Chai chose to address the woman directly, something he would hardly have done had an able-bodied man been present. But their commander was unconscious, and Paxton reminded him of a frightened toad. "And now that I know who you are," he said, "I wish to know precisely where your aircraft is. And you will tell me."

She stood with her feet firmly planted, evidencing a backbone that could have been made of iron. "I don't think I want to tell you, unless you promise to help us."

He sensed that she was gaining inner strength with every passing second. There was something about this foreign Western woman, who had so literally dropped into his world from the sky, that simultaneously provoked, infuriated and aroused him.
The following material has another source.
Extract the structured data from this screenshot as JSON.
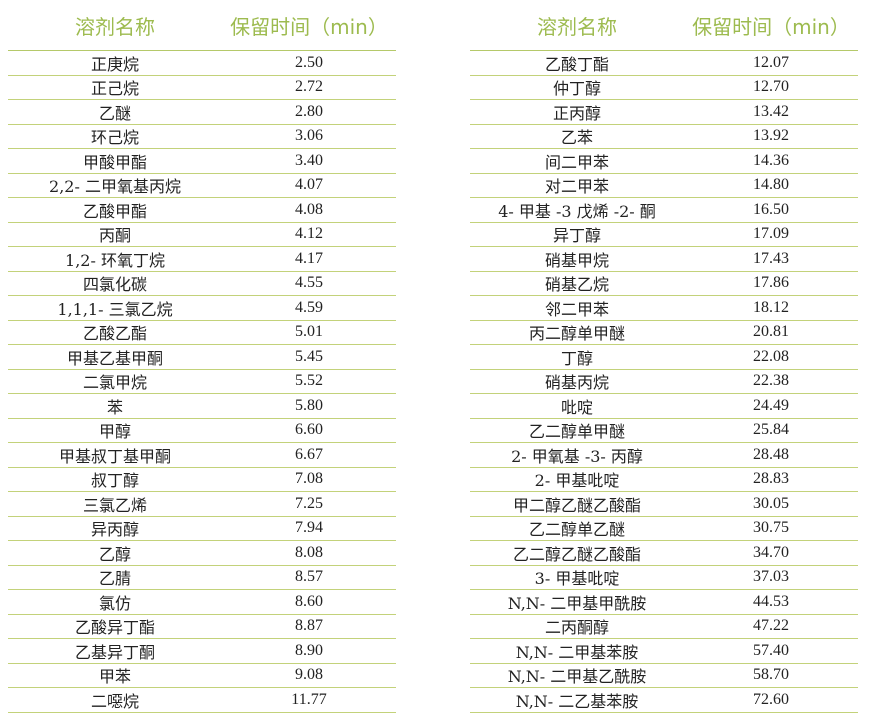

Chai concealed his aggravation beneath a mien of indolence. "If I do not find your space shuttle, miss, the Chinese army or the North Korean army will. Would that be any better for the United States?"

"That's hardly my decision to make." She indicated the unconscious man beside her. "Commander Scott needs medical attention. We need your assistance. Sir, in the name of the American government, will you help us?"

Chai regarded her, his arms folded, the posture he favored before meting out punishment. Everyone present was holding their breath, waiting for him to lash out at this impudent female who dared display insolence toward Chai Bin. And yet the woman herself seemed oblivious to this. Infuriating, yes. He replied in a sensible tone. "If you were lucky enough to survive the shuttle's crash landing in these mountains, then there will be equipment aboard that also survived. Let us consider a trade, dear lady. Tell me what I want to know, and I will accommodate your every request during what time you are my guests here."

Kate snorted.

Chai continued. "Your commander will be properly cared for, as we have a staff of excellent medics here. And I will arrange for prompt communication with your government."

This took her aback. She blinked in surprise. "You would do this?"

"Why should I not? The equipment aboard that shuttle is of immeasurable worth to all concerned. I intend to give America the first bid, and if that bid is unsatisfactory, I will approach the North Koreans and the Chinese. I daresay they would outbid each other to pay dearly for the technology I would be offering them."